The search tool on Bram Cohen's website makes it easier to find links which can then be used to download large files.
It was launched as US authorities shut down a prominent BitTorrent site, Elite Torrents, which had links to download the new Star Wars movie.
BitTorrent has become linked to online piracy due its widespread use to distribute copyrighted material.
Mr Cohen created the file-sharing software to help distribute popular files over the net, without putting all the strain on the original source for the file.
BitTorrent works by breaking a file up into fragments and then distributing the data over multiple users.
It means large files, such as films and TV shows, can be shared quickly and easily.
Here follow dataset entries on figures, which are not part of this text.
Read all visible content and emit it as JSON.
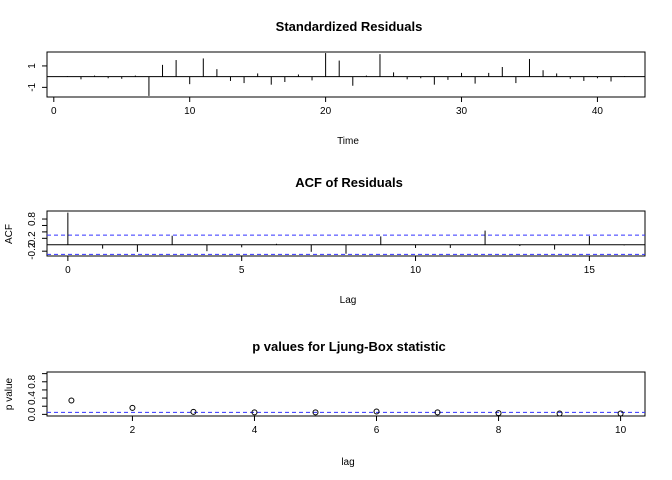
{
  "chart_data": [
    {
      "type": "line",
      "title": "Standardized Residuals",
      "xlabel": "Time",
      "ylabel": "",
      "xlim": [
        -0.5,
        43.5
      ],
      "ylim": [
        -1.9,
        2.3
      ],
      "xticks": [
        0,
        10,
        20,
        30,
        40
      ],
      "yticks": [
        -1,
        1
      ],
      "x": [
        1,
        2,
        3,
        4,
        5,
        6,
        7,
        8,
        9,
        10,
        11,
        12,
        13,
        14,
        15,
        16,
        17,
        18,
        19,
        20,
        21,
        22,
        23,
        24,
        25,
        26,
        27,
        28,
        29,
        30,
        31,
        32,
        33,
        34,
        35,
        36,
        37,
        38,
        39,
        40,
        41,
        42
      ],
      "values": [
        0.05,
        -0.25,
        0.1,
        -0.15,
        -0.2,
        0.1,
        -1.8,
        1.1,
        1.55,
        -0.7,
        1.7,
        0.7,
        -0.4,
        -0.6,
        0.3,
        -0.75,
        -0.5,
        0.2,
        -0.35,
        2.2,
        1.5,
        -0.85,
        0.1,
        2.1,
        0.4,
        -0.25,
        -0.15,
        -0.75,
        -0.3,
        0.35,
        -0.65,
        0.35,
        0.9,
        -0.6,
        1.65,
        0.6,
        0.3,
        -0.2,
        -0.4,
        -0.15,
        -0.45,
        0.05
      ]
    },
    {
      "type": "bar",
      "title": "ACF of Residuals",
      "xlabel": "Lag",
      "ylabel": "ACF",
      "xlim": [
        -0.6,
        16.6
      ],
      "ylim": [
        -0.35,
        1.05
      ],
      "xticks": [
        0,
        5,
        10,
        15
      ],
      "yticks": [
        -0.2,
        0.2,
        0.4,
        0.6,
        0.8
      ],
      "ytick_labels": [
        "-0.2",
        "0.2",
        "0.8"
      ],
      "categories": [
        0,
        1,
        2,
        3,
        4,
        5,
        6,
        7,
        8,
        9,
        10,
        11,
        12,
        13,
        14,
        15,
        16
      ],
      "values": [
        1.0,
        -0.12,
        -0.22,
        0.28,
        -0.2,
        -0.08,
        0.03,
        -0.22,
        -0.28,
        0.26,
        -0.1,
        -0.1,
        0.44,
        -0.04,
        -0.15,
        0.27,
        -0.02
      ],
      "confidence_bounds": [
        -0.3,
        0.3
      ]
    },
    {
      "type": "scatter",
      "title": "p values for Ljung-Box statistic",
      "xlabel": "lag",
      "ylabel": "p value",
      "xlim": [
        0.6,
        10.4
      ],
      "ylim": [
        -0.04,
        1.04
      ],
      "xticks": [
        2,
        4,
        6,
        8,
        10
      ],
      "yticks": [
        0.0,
        0.2,
        0.4,
        0.6,
        0.8,
        1.0
      ],
      "ytick_labels": [
        "0.0",
        "0.4",
        "0.8"
      ],
      "x": [
        1,
        2,
        3,
        4,
        5,
        6,
        7,
        8,
        9,
        10
      ],
      "values": [
        0.34,
        0.16,
        0.06,
        0.05,
        0.05,
        0.07,
        0.05,
        0.03,
        0.02,
        0.02
      ],
      "reference_line": 0.05
    }
  ]
}
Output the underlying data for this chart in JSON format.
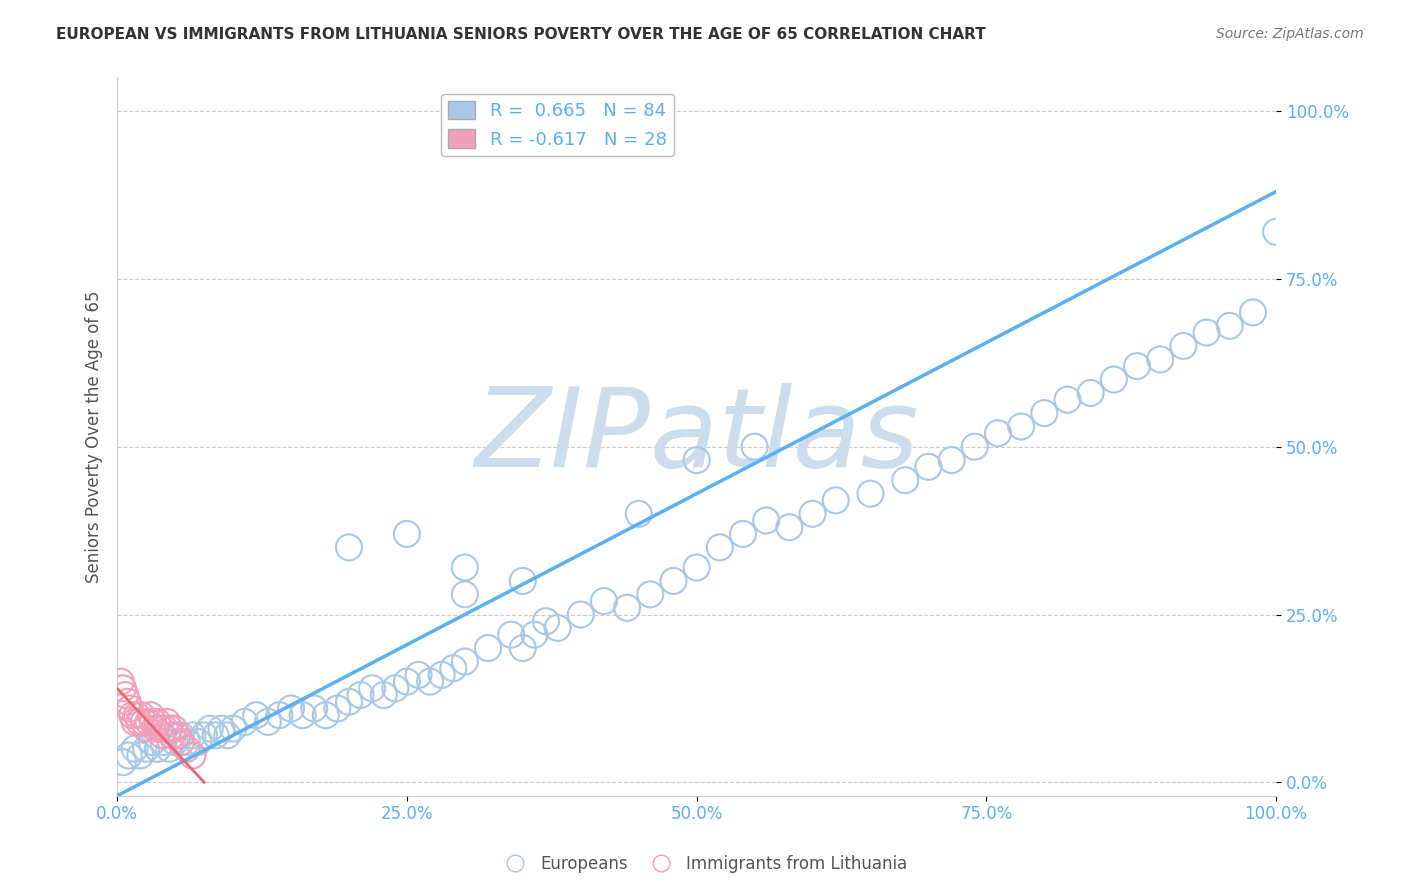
{
  "title": "EUROPEAN VS IMMIGRANTS FROM LITHUANIA SENIORS POVERTY OVER THE AGE OF 65 CORRELATION CHART",
  "source": "Source: ZipAtlas.com",
  "ylabel": "Seniors Poverty Over the Age of 65",
  "xlim": [
    0,
    1.0
  ],
  "ylim": [
    -0.02,
    1.05
  ],
  "xticks": [
    0,
    0.25,
    0.5,
    0.75,
    1.0
  ],
  "xticklabels": [
    "0.0%",
    "25.0%",
    "50.0%",
    "75.0%",
    "100.0%"
  ],
  "yticks": [
    0.0,
    0.25,
    0.5,
    0.75,
    1.0
  ],
  "yticklabels": [
    "0.0%",
    "25.0%",
    "50.0%",
    "75.0%",
    "100.0%"
  ],
  "blue_R": 0.665,
  "blue_N": 84,
  "pink_R": -0.617,
  "pink_N": 28,
  "blue_color": "#a8c8e8",
  "pink_color": "#f0a0b8",
  "blue_line_color": "#5ab0f0",
  "pink_line_color": "#e86878",
  "blue_text_color": "#5ab0f0",
  "watermark": "ZIPatlas",
  "watermark_color": "#ccdded",
  "legend_label_blue": "Europeans",
  "legend_label_pink": "Immigrants from Lithuania",
  "blue_scatter_x": [
    0.005,
    0.01,
    0.015,
    0.02,
    0.025,
    0.03,
    0.035,
    0.04,
    0.045,
    0.05,
    0.055,
    0.06,
    0.065,
    0.07,
    0.075,
    0.08,
    0.085,
    0.09,
    0.095,
    0.1,
    0.11,
    0.12,
    0.13,
    0.14,
    0.15,
    0.16,
    0.17,
    0.18,
    0.19,
    0.2,
    0.21,
    0.22,
    0.23,
    0.24,
    0.25,
    0.26,
    0.27,
    0.28,
    0.29,
    0.3,
    0.32,
    0.34,
    0.35,
    0.36,
    0.37,
    0.38,
    0.4,
    0.42,
    0.44,
    0.46,
    0.48,
    0.5,
    0.52,
    0.54,
    0.56,
    0.58,
    0.6,
    0.62,
    0.65,
    0.68,
    0.7,
    0.72,
    0.74,
    0.76,
    0.78,
    0.8,
    0.82,
    0.84,
    0.86,
    0.88,
    0.9,
    0.92,
    0.94,
    0.96,
    0.98,
    1.0,
    0.3,
    0.35,
    0.5,
    0.55,
    0.2,
    0.25,
    0.3,
    0.45
  ],
  "blue_scatter_y": [
    0.03,
    0.04,
    0.05,
    0.04,
    0.05,
    0.06,
    0.05,
    0.06,
    0.05,
    0.06,
    0.07,
    0.06,
    0.07,
    0.06,
    0.07,
    0.08,
    0.07,
    0.08,
    0.07,
    0.08,
    0.09,
    0.1,
    0.09,
    0.1,
    0.11,
    0.1,
    0.11,
    0.1,
    0.11,
    0.12,
    0.13,
    0.14,
    0.13,
    0.14,
    0.15,
    0.16,
    0.15,
    0.16,
    0.17,
    0.18,
    0.2,
    0.22,
    0.2,
    0.22,
    0.24,
    0.23,
    0.25,
    0.27,
    0.26,
    0.28,
    0.3,
    0.32,
    0.35,
    0.37,
    0.39,
    0.38,
    0.4,
    0.42,
    0.43,
    0.45,
    0.47,
    0.48,
    0.5,
    0.52,
    0.53,
    0.55,
    0.57,
    0.58,
    0.6,
    0.62,
    0.63,
    0.65,
    0.67,
    0.68,
    0.7,
    0.82,
    0.28,
    0.3,
    0.48,
    0.5,
    0.35,
    0.37,
    0.32,
    0.4
  ],
  "pink_scatter_x": [
    0.003,
    0.005,
    0.007,
    0.009,
    0.011,
    0.013,
    0.015,
    0.017,
    0.019,
    0.021,
    0.023,
    0.025,
    0.027,
    0.029,
    0.031,
    0.033,
    0.035,
    0.037,
    0.039,
    0.041,
    0.043,
    0.045,
    0.047,
    0.049,
    0.052,
    0.055,
    0.06,
    0.065
  ],
  "pink_scatter_y": [
    0.15,
    0.14,
    0.13,
    0.12,
    0.11,
    0.1,
    0.09,
    0.1,
    0.09,
    0.1,
    0.09,
    0.08,
    0.09,
    0.1,
    0.09,
    0.08,
    0.09,
    0.08,
    0.07,
    0.08,
    0.09,
    0.08,
    0.07,
    0.08,
    0.07,
    0.06,
    0.05,
    0.04
  ],
  "blue_trend_x": [
    0.0,
    1.0
  ],
  "blue_trend_y": [
    -0.02,
    0.88
  ],
  "pink_trend_x": [
    0.0,
    0.075
  ],
  "pink_trend_y": [
    0.14,
    0.0
  ]
}
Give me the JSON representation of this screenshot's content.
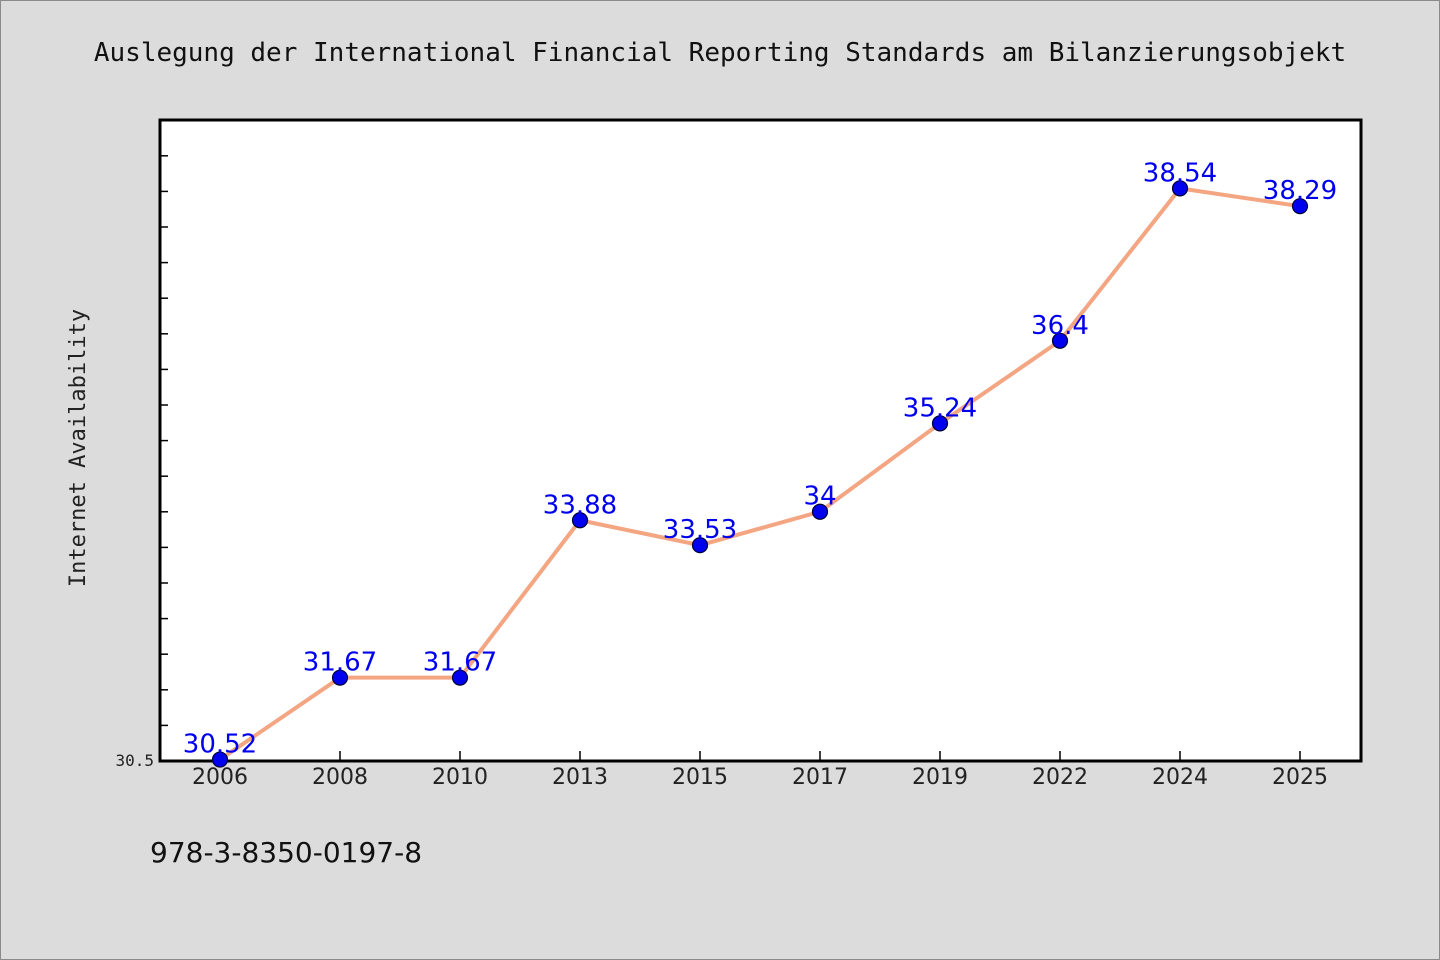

With BitTorrent software, server sites do not host the files being shared. Instead, they host links, called "trackers" which tell people where to go to get the files.
Torrent of lawsuits
Various sites offer ways of searching for torrent links.
Bram Cohen has relied on donations from BitTorrent users
The free search tool is the first commercial offering from Mr Cohen's company, called BitTorrent. Previously he had relied on donations.
It is being supported by sponsored links, which appear along the search results.
The search tool does not currently filter out copyrighted files.
There are a number of websites which provide torrent links to the copyrighted material, but these are becoming scarce as media companies try to shut them down.
In December, the Motion Picture Association of America (MPAA) turned its attention to file-indexing websites using BitTorrent, closing down several prominent sites.
Earlier this month the movie industry expanded its list of targets by going after six BitTorrent sites hosting links to illegal copies of TV shows. Four of these have already been shut down.
The MPAA says that more than 90% of the sites it has sued have been taken offline.
It estimates that movie piracy cost the film industry $3.5bn (£1.9bn) last year.